You Need a Unique Selling Point
Like Apple’s strategy, a unique product can absolutely make your business successful, but that’s not the be all end all. How many local plumbers offer the same exact services as other local plumbers? A quick Amazon search will pull up hundreds of e-commerce businesses that are all selling similar products. They’re seemingly all still in business, so what’s the deal?
The truth is that you don’t need a unique product to succeed at all. You just need something unique about your business that would make potential customers reach for your products and services over a competitor. This could be anything from an interesting brand look to faster shipping, a series of great marketing campaigns or a social media persona worth following. You can adapt to trends and incorporate them in your otherwise-ordinary products and service to stay fresh and relevant. Plenty of companies succeed because they’re doing the same thing as the rest of the market, but they’re doing it better.
Companies That Succeeded Without a Unique Product
Consider online retailer Nasty Gal, who managed to grow from a vintage eBay store into a $100-million company at the height of its business. Nasty Gal wasn’t really selling anything different from other vintage eBay sellers. The key difference was the branding, not the products. Instead of taking fluorescent-lit photos on mannequin busts, founder Sophia Amoruso enlisted her trendy friends as models to make the clothes look really, really cool.
The Nasty Gal image became something consumers wanted to emulate, and the brand coasted on it until major retailers like Forever 21 and Urban Outfitters started doing the same thing but on a larger scale. Eventually, the brand was sold to the U.K.-based fast-fashion brand Boohoo, but the moral of the story is that Nasty Gal initially succeeded by offering a different perspective than the competition rather than different products.
Similarly, Kylie Cosmetics offered consumers the same old beauty products that cosmetics companies have been selling for decades but from a brand-new perspective. Most major cosmetics companies sell both lipstick and lip liner, but Kylie Cosmetics was one of the first (if not the first) to package them as a duo in the same exact shade. With its lip kits, Kylie Cosmetics effectively solved the issue of your lip liner not matching your lipstick.
When Unique Products Don’t Matter
Unique products and unique selling points don’t always matter. In a very limited number of cases, a business doesn’t actually want or need to be unique at all.

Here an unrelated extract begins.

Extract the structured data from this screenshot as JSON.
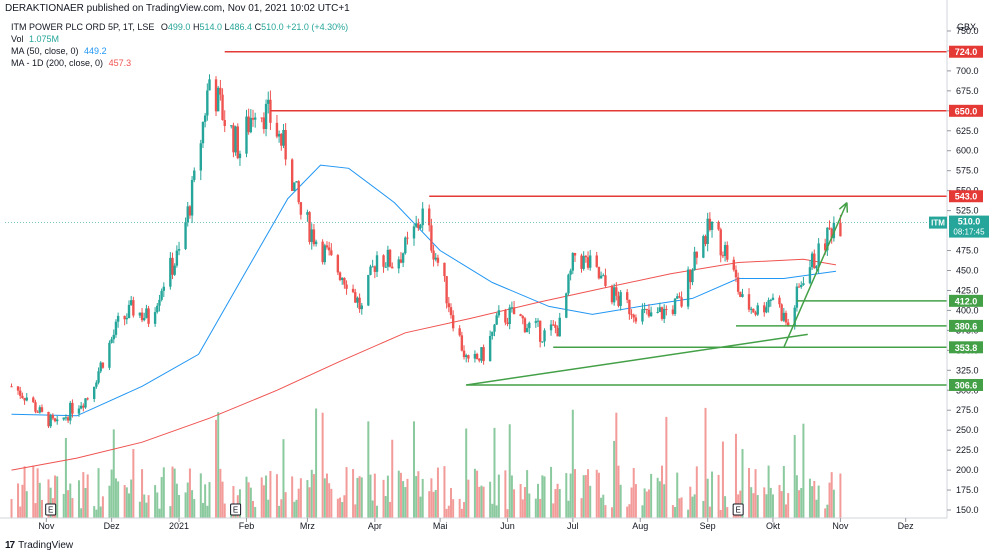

Though it’s not exactly the most ethical practice, businesses can be massively successful by copying competitors, most often by offering cheaper alternatives to more expensive designer goods. For example, we see this in the world of fast fashion, where retailers like Fashion Nova and Missguided create cheap knockoffs of celebrity outfits, but intellectual-property laws are fierce, so products must be different enough to not cause a copyright lawsuit.
In other cases, a business simply lacks competition, but this isn’t always sustainable. For example, a rural grocery store that’s the only option within 20 miles will succeed on the premise that there’s nowhere else convenient for local residents to buy groceries. However, it will probably be put out of business the second a Walmart opens nearby. A unique selling point would provide more staying power.